物語『とわずがたり』が意味するものを読み取るには時代背景を知ることが必須と思う。
『蜻蛉日記』や『源氏物語』でさえ、その悲劇性を理解するには平安時代の不都合な性愛の世界を知っていたほうが、感動の度合いは大きくなる。
この『とわずがたり』においては、武士に政権を奪われた皇族の虚しい息遣いまでも知らねば、ポルノグラフィティと見誤ることもあり得る。

寂聴がまだ晴美だったころに書いた『中世炎上』は『とはずがたり』を下敷きにしたものだった。『中世炎上』が発表された当時、ぼくはポルノグラフィティとして読んでいた。

後深草天皇に愛されたニ条の母は、乳母として後深草にセックスを手ほどきした女だった。後深草はその乳母と結ばれたかったが、他の男に嫁ぎニ条を生む。だから後深草は二条が生まれる前から自分の「もの」と決めていたのだ。

コミックでは後深草の気持を知った幼い二条に、
 わたしってものですか?
と言わせている。もうこれで物語の悲劇性が観えているような気さえした。

宮廷に仕える実兼という男が二条を見染める。実兼を観た二条も惹かれるものがあったようだ。だが二条は後深草の「もの」だったのだ。

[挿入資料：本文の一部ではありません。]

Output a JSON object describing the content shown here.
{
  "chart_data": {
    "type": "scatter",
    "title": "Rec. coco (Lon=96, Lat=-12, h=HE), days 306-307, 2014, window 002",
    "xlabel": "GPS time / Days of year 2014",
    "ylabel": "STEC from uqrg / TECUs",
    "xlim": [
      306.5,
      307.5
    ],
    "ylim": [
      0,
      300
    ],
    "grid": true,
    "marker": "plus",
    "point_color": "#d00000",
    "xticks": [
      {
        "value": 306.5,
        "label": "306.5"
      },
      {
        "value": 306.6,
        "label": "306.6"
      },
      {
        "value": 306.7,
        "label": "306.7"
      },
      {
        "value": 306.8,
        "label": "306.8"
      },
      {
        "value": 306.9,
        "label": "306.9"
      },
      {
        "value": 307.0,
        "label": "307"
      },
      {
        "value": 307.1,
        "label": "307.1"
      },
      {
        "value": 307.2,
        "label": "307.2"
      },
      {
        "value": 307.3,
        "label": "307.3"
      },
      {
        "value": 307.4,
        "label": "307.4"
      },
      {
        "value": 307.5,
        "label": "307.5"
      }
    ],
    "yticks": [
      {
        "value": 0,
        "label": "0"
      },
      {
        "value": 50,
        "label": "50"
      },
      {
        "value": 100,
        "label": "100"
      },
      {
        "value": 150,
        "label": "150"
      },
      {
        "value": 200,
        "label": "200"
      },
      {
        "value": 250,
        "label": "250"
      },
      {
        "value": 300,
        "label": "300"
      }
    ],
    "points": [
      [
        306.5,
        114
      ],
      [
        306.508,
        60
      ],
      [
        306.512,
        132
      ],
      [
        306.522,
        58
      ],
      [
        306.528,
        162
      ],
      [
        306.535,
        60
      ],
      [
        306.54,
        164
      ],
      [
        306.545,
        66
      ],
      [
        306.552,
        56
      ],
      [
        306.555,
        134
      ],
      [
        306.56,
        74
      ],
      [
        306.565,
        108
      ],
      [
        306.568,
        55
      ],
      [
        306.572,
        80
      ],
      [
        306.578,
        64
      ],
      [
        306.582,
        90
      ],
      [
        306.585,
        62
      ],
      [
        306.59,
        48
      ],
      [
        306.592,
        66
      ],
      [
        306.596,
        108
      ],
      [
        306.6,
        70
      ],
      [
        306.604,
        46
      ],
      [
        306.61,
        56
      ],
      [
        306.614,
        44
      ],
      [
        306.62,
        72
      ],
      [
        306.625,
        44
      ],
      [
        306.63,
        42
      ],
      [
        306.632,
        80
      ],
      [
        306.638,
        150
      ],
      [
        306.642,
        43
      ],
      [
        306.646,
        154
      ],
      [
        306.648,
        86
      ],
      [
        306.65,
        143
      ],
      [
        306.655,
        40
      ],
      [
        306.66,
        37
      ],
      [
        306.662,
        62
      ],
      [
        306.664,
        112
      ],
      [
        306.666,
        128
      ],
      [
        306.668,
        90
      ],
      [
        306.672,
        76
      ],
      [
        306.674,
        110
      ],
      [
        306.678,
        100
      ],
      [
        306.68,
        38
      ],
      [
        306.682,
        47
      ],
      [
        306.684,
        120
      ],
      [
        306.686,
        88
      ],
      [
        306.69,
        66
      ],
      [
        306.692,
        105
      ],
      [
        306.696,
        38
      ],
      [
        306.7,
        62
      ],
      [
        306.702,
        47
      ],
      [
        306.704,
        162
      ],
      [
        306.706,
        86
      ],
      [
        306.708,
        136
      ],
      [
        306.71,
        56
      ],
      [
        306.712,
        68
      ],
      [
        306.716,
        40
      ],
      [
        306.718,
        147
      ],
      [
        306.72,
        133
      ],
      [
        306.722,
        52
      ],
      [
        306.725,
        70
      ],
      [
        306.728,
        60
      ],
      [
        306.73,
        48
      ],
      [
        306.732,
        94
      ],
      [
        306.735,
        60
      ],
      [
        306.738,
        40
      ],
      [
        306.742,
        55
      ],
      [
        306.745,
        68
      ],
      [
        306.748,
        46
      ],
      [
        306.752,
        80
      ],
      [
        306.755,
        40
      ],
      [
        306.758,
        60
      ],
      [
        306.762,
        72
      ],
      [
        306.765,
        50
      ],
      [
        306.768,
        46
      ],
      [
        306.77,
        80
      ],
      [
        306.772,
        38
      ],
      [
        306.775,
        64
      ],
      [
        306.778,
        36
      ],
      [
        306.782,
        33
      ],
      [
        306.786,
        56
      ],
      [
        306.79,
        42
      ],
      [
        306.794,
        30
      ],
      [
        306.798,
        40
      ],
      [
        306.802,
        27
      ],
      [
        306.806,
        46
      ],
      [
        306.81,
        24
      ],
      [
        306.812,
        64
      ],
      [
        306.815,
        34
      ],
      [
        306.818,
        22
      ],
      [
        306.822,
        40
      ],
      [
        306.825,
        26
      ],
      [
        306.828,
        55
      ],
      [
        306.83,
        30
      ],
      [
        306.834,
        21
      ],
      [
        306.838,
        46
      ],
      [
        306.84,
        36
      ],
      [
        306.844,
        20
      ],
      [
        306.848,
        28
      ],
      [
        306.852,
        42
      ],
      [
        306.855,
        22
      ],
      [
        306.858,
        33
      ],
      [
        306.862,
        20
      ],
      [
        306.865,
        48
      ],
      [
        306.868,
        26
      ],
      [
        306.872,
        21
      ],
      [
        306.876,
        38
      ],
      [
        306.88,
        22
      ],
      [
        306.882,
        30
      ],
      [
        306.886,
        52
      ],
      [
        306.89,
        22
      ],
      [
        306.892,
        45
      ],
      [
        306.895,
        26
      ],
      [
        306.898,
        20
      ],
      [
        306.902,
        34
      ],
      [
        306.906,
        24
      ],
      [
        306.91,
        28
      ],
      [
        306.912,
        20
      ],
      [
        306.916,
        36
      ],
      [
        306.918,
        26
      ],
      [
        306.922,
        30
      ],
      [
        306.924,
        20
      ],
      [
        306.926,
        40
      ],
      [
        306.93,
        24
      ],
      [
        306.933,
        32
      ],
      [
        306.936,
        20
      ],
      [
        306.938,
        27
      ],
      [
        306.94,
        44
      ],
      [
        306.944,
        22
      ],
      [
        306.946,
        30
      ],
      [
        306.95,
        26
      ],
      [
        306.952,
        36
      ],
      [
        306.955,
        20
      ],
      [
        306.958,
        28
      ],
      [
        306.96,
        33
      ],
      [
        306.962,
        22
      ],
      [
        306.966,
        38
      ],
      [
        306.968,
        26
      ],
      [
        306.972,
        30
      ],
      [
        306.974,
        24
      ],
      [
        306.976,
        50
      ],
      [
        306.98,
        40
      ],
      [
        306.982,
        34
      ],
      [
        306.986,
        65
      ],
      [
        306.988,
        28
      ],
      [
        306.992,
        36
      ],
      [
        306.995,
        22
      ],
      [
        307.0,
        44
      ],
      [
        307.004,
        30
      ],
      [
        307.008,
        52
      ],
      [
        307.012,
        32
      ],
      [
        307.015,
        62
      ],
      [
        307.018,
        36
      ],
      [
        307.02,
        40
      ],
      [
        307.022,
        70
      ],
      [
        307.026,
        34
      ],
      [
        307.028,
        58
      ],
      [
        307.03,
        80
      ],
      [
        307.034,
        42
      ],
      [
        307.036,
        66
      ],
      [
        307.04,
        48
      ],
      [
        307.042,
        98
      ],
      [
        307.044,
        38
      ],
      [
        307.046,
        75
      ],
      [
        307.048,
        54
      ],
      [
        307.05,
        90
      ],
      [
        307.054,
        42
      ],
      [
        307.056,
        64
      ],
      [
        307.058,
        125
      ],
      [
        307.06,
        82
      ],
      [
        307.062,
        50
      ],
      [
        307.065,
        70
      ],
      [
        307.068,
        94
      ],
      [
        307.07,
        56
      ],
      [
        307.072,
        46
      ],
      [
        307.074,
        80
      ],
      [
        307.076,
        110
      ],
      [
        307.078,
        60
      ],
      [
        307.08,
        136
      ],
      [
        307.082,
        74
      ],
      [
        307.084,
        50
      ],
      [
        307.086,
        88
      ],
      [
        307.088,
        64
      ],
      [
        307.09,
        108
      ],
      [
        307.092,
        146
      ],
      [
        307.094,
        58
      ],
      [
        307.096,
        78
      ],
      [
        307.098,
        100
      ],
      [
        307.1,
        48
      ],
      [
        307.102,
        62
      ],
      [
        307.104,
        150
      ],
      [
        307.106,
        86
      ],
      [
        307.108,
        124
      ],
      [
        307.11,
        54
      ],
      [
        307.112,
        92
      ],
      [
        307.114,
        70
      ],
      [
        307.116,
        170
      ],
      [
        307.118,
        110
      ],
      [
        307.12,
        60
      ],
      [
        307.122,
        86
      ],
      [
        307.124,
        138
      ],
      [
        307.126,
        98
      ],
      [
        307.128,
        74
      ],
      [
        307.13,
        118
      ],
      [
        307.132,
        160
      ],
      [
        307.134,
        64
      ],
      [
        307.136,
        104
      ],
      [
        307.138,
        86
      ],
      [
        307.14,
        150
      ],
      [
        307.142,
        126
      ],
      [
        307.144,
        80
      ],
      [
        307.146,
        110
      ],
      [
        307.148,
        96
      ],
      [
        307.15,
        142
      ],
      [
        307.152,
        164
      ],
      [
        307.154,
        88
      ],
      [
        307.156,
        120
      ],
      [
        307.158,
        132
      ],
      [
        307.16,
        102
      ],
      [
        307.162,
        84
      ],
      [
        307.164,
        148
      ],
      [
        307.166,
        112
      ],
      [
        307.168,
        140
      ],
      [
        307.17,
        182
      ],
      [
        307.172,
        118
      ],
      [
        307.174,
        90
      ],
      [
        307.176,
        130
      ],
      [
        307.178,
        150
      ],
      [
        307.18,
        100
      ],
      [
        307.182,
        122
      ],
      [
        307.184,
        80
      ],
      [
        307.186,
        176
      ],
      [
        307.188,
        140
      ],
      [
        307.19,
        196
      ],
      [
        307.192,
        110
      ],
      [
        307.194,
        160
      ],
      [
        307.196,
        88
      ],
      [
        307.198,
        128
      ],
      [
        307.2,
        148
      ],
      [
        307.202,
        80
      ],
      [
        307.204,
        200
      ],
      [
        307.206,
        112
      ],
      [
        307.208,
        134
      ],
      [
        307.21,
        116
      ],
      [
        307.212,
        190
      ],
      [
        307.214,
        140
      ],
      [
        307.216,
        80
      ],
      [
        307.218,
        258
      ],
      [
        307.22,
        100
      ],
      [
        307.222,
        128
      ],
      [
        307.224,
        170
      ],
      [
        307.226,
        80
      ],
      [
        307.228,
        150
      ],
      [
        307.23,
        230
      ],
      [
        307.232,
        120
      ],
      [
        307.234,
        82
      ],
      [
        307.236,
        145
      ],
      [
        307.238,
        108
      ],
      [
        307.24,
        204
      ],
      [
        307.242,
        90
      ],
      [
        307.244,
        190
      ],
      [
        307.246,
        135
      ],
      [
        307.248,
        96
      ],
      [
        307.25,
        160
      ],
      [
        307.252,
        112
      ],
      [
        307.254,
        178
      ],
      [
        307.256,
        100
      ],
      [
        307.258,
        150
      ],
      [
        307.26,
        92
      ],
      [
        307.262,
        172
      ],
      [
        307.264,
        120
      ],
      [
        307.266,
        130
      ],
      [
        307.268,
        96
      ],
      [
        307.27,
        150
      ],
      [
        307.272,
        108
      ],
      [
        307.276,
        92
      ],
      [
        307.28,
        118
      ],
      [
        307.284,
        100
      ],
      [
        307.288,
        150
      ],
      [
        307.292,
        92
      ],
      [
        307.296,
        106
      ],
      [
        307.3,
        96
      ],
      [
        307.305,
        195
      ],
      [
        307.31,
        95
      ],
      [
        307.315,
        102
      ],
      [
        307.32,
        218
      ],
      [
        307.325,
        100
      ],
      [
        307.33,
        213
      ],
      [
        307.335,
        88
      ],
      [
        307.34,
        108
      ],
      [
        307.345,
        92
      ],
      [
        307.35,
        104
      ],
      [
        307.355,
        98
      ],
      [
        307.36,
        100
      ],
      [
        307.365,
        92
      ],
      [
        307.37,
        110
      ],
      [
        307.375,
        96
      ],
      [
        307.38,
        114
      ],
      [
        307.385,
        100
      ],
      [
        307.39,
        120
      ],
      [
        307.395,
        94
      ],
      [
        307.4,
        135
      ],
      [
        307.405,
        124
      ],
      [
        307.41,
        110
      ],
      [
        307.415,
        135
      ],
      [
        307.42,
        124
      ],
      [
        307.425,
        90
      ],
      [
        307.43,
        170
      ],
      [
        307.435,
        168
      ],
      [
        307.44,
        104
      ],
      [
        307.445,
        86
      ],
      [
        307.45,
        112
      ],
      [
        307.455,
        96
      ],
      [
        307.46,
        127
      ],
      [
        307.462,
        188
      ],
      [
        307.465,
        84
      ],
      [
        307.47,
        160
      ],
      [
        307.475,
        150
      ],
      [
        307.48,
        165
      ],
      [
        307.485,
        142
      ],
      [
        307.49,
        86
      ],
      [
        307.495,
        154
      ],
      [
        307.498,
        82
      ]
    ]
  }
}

だから後深草は親友の阿闍梨にも二条をまじあわせる。その後は、さらに異なる男とも。
いくら天皇であっても悪趣味じゃないか。だがそういう時代だったのだ。

その苦渋を抱えた二条はやがて出家して旅に立つ。
旅の途中、これも出家した実兼に遭う。だが実兼は、「そんな女が昔いたようだ」としか言わない。子までなした仲なのに。

やがて二条は後深草院の死を知り、後深草に添い遂げたかった自分の気持を知ることになる。一見、不可解だが鬱屈した後深草が自分に為したことの意味を悟ったのではないだろうか。